The CDC Vital Signs series addresses a single important public health topic each month. This month’s release presents findings on naloxone prescribing in the United States from 2012 to 2018 and county-level naloxone dispensing in 2018. Naloxone is a life-saving medication that can reverse the effects of an opioid overdose.
Key findings of the report:
- The number of naloxone prescriptions dispensed doubled from 2017 to 2018 – going from about 270,000 to 556,000 prescriptions.
- Only one naloxone prescription is dispensed for every 70 high-dose opioid prescriptions, a risk factor for overdose.
- Naloxone prescribing rates were markedly lower among primary care doctors, pain medicine specialists, surgeons, physician assistants, and nurse practitioners. Providers with higher rates of naloxone prescribing per 100 high-dose opioid prescriptions were addiction medicine specialists, psychiatrists, and pediatricians.
- Most (71%) Medicare prescriptions for naloxone required a copay, compared to 42% for commercial insurance.
- Naloxone dispensing is 25 times greater in the highest dispensing counties than the lowest dispensing counties.

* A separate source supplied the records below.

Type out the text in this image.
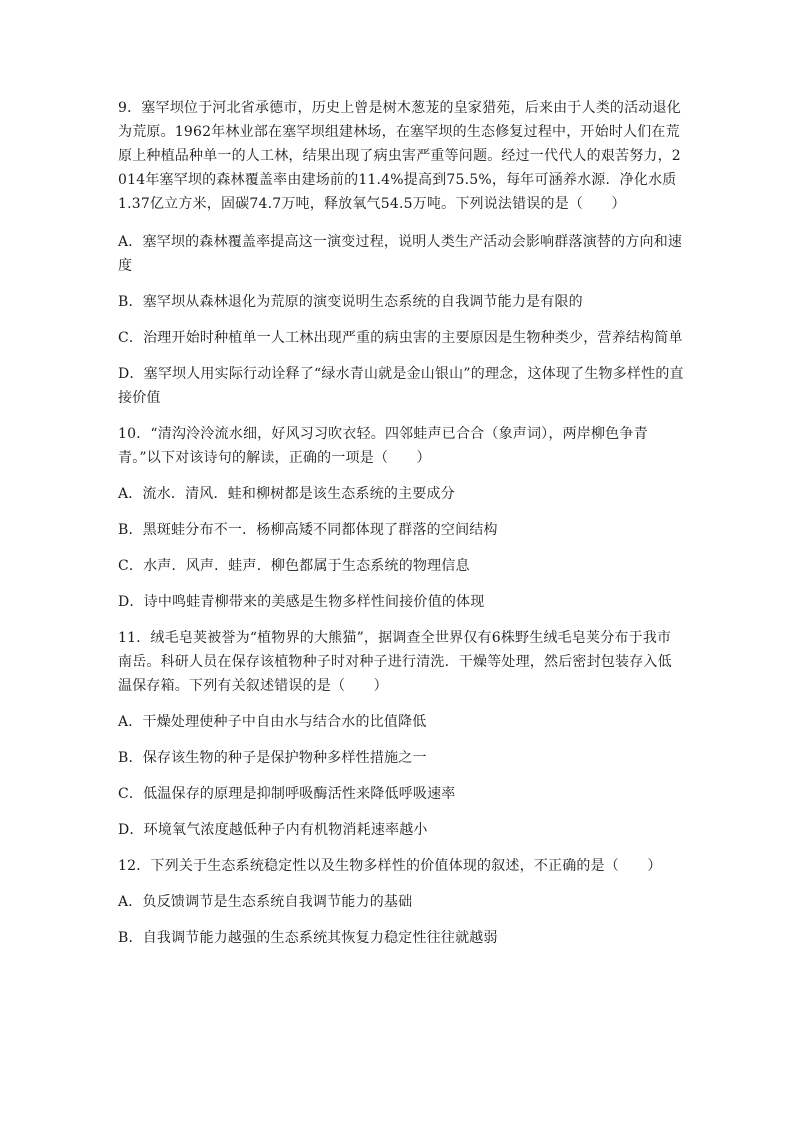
9．塞罕坝位于河北省承德市，历史上曾是树木葱茏的皇家猎苑，后来由于人类的活动退化为荒原。1962年林业部在塞罕坝组建林场，在塞罕坝的生态修复过程中，开始时人们在荒原上种植品种单一的人工林，结果出现了病虫害严重等问题。经过一代代人的艰苦努力，2014年塞罕坝的森林覆盖率由建场前的11.4%提高到75.5%，每年可涵养水源．净化水质1.37亿立方米，固碳74.7万吨，释放氧气54.5万吨。下列说法错误的是（　　）

A．塞罕坝的森林覆盖率提高这一演变过程，说明人类生产活动会影响群落演替的方向和速度

B．塞罕坝从森林退化为荒原的演变说明生态系统的自我调节能力是有限的

C．治理开始时种植单一人工林出现严重的病虫害的主要原因是生物种类少，营养结构简单

D．塞罕坝人用实际行动诠释了“绿水青山就是金山银山”的理念，这体现了生物多样性的直接价值

10．“清沟泠泠流水细，好风习习吹衣轻。四邻蛙声已合合（象声词），两岸柳色争青青。”以下对该诗句的解读，正确的一项是（　　）

A．流水．清风．蛙和柳树都是该生态系统的主要成分

B．黑斑蛙分布不一．杨柳高矮不同都体现了群落的空间结构

C．水声．风声．蛙声．柳色都属于生态系统的物理信息

D．诗中鸣蛙青柳带来的美感是生物多样性间接价值的体现

11．绒毛皂荚被誉为“植物界的大熊猫”，据调查全世界仅有6株野生绒毛皂荚分布于我市南岳。科研人员在保存该植物种子时对种子进行清洗．干燥等处理，然后密封包装存入低温保存箱。下列有关叙述错误的是（　　）

A．干燥处理使种子中自由水与结合水的比值降低

B．保存该生物的种子是保护物种多样性措施之一

C．低温保存的原理是抑制呼吸酶活性来降低呼吸速率

D．环境氧气浓度越低种子内有机物消耗速率越小

12．下列关于生态系统稳定性以及生物多样性的价值体现的叙述，不正确的是（　　）

A．负反馈调节是生态系统自我调节能力的基础

B．自我调节能力越强的生态系统其恢复力稳定性往往就越弱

- Rural counties were nearly 3 times more likely to be a low dispensing county compared to metropolitan counties.
CDC recommends that healthcare providers consider offering naloxone to all patients at risk for overdose. Some risk factors make patients particularly vulnerable to prescription opioid overdose, including taking high-dose prescription opioids, using benzodiazepines concurrently with opioids, having a history of substance use disorder, misusing prescription opioids, or using illicit drugs (either opioids or potentially contaminated with opioids). HHS guidance and the Surgeon General’s advisory on naloxone reinforce and expand upon the CDC recommendations on when to consider naloxone for overdose prevention.
CDC’s programmatic opioid funding – Overdose Data to Action – provides supports to states and communities to develop and implement innovative and evidence-based strategies to prevent opioid overdose deaths. This includes using data to help target where the need for naloxone might be the greatest. Across the country, overdose protocols are being set up in emergency departments to initiate medication-assisted treatment, make warm hand-offs to treatment services in the community, create connections to harm reduction services, and dispense naloxone. Significant progress has been made, but there are many opportunities to help improve naloxone prescribing and dispensing.